In September 2025, the Treasury and the Internal Revenue Service (IRS) issued final regulations implementing key provisions from the SECURE 2.0 Act related to catch-up contributions in workplace retirement plans. These regulations clarify how employers must handle Roth catch-up contributions, increase contribution limits for certain age groups, and provide guidance for plan administrators on compliance. This newsletter breaks down what the final rules say, when they take effect, and what you (whether employer, employee, or plan administrator) need to do to prepare.
What is the Roth Catch-Up Requirement under SECURE 2.0?
Under the SECURE 2.0 Act, certain higher-income employees making catch-up contributions (additional retirement plan contributions allowed for participants age 50 and older) will now be required to designate those contributions as Roth contributions (i.e. after-tax). The final regulations define who is subject to this requirement and how it must be implemented.
Key Changes from Proposed to Final Regulations
Several modifications were made to the original proposed regulations in response to public comments. Notable changes include:
- Aggregating Wages from Separate Employers: Plan administrators will now be allowed to aggregate wages from certain separate common law employers when determining whether an employee exceeds the income threshold triggering the Roth catch-up requirement.
- Correction of Compliance Failures: There is updated guidance on how to correct failures to comply with the Roth catch-up requirement.
- Deemed Roth Elections: Rules around “deemed Roth elections” have been refined.
- Coverage for Participants in Puerto Rico: Special provisions or adjustments for plans covering participants in Puerto Rico are addressed.
Increased Catch-Up Contribution Limits & SIMPLE Plan Participants
In addition to the Roth designation requirement, SECURE 2.0 increases catch-up contribution limits for employees aged 60 to 63. Also, employees in newly established SIMPLE plans will see changes in how much extra they can contribute. Plan administrators will need to update their contribution rules accordingly.
Effective Dates & Transition Periods
- The Roth catch-up requirement will generally apply to contributions made in taxable years beginning after December 31, 2026.
- There are later applicability dates for certain governmental plans and those maintained under collective bargaining agreements.
- Meanwhile, plans may implement the requirement earlier (before 2027) using a “reasonable, good-faith interpretation” of the law.
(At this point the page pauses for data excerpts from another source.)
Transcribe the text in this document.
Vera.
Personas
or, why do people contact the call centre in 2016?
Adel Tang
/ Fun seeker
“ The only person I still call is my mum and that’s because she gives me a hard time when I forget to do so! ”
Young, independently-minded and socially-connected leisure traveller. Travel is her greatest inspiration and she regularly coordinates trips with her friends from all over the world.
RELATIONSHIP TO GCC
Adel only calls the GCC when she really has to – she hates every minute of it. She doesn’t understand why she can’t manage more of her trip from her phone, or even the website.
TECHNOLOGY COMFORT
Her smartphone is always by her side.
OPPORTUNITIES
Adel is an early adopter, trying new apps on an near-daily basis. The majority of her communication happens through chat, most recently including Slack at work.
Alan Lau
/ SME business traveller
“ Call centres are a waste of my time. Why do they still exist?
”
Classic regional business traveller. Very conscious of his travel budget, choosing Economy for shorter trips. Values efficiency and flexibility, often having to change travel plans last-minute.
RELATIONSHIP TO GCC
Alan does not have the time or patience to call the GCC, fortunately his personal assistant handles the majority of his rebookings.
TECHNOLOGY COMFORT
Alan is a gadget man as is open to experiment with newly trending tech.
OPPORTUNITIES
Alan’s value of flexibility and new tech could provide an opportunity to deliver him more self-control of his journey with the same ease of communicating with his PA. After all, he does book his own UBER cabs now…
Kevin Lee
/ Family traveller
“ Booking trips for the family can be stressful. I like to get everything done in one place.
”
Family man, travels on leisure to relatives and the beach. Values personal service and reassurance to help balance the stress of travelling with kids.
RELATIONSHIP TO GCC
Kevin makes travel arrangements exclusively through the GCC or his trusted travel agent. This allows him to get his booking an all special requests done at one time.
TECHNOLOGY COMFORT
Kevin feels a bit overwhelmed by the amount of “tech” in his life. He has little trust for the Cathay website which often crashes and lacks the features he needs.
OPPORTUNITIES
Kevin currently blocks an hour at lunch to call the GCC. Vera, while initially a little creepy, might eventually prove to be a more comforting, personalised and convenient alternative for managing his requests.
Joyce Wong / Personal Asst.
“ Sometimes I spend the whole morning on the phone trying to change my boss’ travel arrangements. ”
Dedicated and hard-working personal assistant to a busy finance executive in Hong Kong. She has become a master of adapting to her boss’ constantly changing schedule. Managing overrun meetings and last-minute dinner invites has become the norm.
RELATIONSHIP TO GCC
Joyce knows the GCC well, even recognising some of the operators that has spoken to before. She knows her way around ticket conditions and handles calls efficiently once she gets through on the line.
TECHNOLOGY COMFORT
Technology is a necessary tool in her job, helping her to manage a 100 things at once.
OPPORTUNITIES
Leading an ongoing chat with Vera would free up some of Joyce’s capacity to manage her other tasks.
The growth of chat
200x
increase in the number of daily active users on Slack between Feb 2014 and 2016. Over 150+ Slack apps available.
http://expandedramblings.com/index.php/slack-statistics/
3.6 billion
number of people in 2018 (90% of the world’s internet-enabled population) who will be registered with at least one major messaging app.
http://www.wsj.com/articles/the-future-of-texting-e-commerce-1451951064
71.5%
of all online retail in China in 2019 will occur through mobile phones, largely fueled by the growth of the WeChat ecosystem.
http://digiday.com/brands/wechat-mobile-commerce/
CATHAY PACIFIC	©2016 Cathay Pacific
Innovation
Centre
- The administrative transition period established under Notice 2023-62 is not extended or modified, meaning it still generally ends December 31, 2025.
What Employers, Employees & Plan Administrators Should Do Now
To comply with the new rules effectively, stakeholders should:
- Review and update plan documents to account for the Roth catch-up requirement and the increased catch-up limits.
- Determine whether employees cross the income threshold using aggregated wages if applicable.
- Update communication/materials so that employees are aware that catch-up contributions may need to be after-tax under Roth rules.
- Train payroll and plan staff on processing Roth contributions, especially for catch-ups, including corrections in case of non-compliance.
- Monitor applicability dates, especially for governmental or collectively bargained plans, to ensure compliance begins at the correct time.
Conclusion
The final regulations issued by Treasury and the IRS under the SECURE 2.0 Act bring more clarity — and some new burden — to retirement plan administration, especially concerning catch-up contributions. The shift toward Roth catch-up contributions for higher-income individuals, coupled with increased limits for certain age groups, means that both employers and employees must be proactive to ensure smooth implementation. Planning ahead, updating necessary documents, and clear communication will be essential to avoid missteps when the rules come fully into force after 2026.